Our findings, in a forthcoming paper in the Academy of Management Journal, showed that a CEO whose firm issued more unrelated positive press releases around the time of an acquisition exercised 6.7% more options (on average, $220,000) in the next quarter than a CEO whose firm did not issue unrelated positive press releases. This shows that more impression offsetting may signal that CEOs have low confidence in the deal.
This relationship became even stronger when there were potential perceptions of higher risk. For example, older CEOs whose firms issued unrelated positive press releases exercised 27.6% more options (a dollar difference of $850,000) than younger CEOs whose firms issued such press releases. Similarly, CEOs in fast–paced industries exercised 61.3% more options (a dollar difference of $1.7 million) than CEOs in more stable industries. When it came to CEOs of highly reputable and less reputable firms, the difference appeared when their firms did not put out positive press releases. When there was no impression offsetting, CEOs of highly reputable firms exercised 90% fewer options (a dollar difference of $3 million) than CEOs of other firms. In other words, CEOs of reputable firms were more inclined to either use impression offsetting and later exercise options or to do neither, suggesting that their sense of risk had more of an influence on their decisions.
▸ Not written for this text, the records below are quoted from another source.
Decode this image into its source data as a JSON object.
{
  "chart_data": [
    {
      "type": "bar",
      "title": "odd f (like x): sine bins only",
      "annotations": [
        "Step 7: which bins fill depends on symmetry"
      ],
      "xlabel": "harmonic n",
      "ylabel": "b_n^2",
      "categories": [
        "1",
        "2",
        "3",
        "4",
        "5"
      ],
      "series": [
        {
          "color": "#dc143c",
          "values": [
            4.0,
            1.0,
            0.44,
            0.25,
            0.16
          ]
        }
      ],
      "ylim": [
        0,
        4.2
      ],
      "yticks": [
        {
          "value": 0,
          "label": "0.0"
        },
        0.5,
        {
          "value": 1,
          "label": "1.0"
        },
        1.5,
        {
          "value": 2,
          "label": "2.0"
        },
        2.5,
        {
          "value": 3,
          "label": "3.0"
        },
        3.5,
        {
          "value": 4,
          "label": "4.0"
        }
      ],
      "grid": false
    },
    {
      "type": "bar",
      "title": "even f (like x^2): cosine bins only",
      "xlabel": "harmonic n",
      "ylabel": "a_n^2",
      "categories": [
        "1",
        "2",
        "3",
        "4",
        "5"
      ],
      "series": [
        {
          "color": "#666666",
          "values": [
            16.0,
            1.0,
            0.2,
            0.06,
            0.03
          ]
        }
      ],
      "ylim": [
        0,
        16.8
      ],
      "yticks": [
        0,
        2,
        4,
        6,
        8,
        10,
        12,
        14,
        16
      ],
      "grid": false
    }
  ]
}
Our findings have important implications for investors, media relations professionals, and boards designing executive compensation packages. For investors, examining other announcements by firms around acquisition announcements may provide a signal of low CEO confidence at the time of the announcement. While prior research provided a way to detect low CEO confidence after the fact, our examination of unrelated positive announcements appears to give investors an earlier indication of CEOs lacking confidence in an acquisition.
This finding is also an example of how firms strategically approach external communications, such that in addition to content, communication timing matters. Investors may be well–served to view firm communications as part of the firm’s overall strategy. In turn, media relations professionals may want to weigh the risk of whether being “caught” managing impressions could backfire, as it has been shown to do with individuals.
For boards and compensation committees, our findings suggest that CEOs are closely attuned to the personal financial risk associated with their compensation, and that they actively work to protect it. Public companies try to align managers’ incentives with those of shareholders, which is why they tie executive compensation to firm stock performance. But if CEOs are worried about the stock price falling, say due to concerns about an acquisition, they may take steps to preserve their wealth. For example, when they are less confident in acquisitions, CEOs use unrelated positive press releases to manage impressions and protect the stock price, in turn protecting their stock options long enough to exercise them at a higher rate than similarly–situated CEOs.
There are also further questions for us to explore. Does impression offsetting also signal low confidence in other types of announcements—such as alliances, new products, or earnings forecasts? What other unintentional signals do firms send, whether optimistic or pessimistic? And with this impression offsetting tactic now demystified, will markets begin to punish firms for using it? Our ongoing work is looking for answers.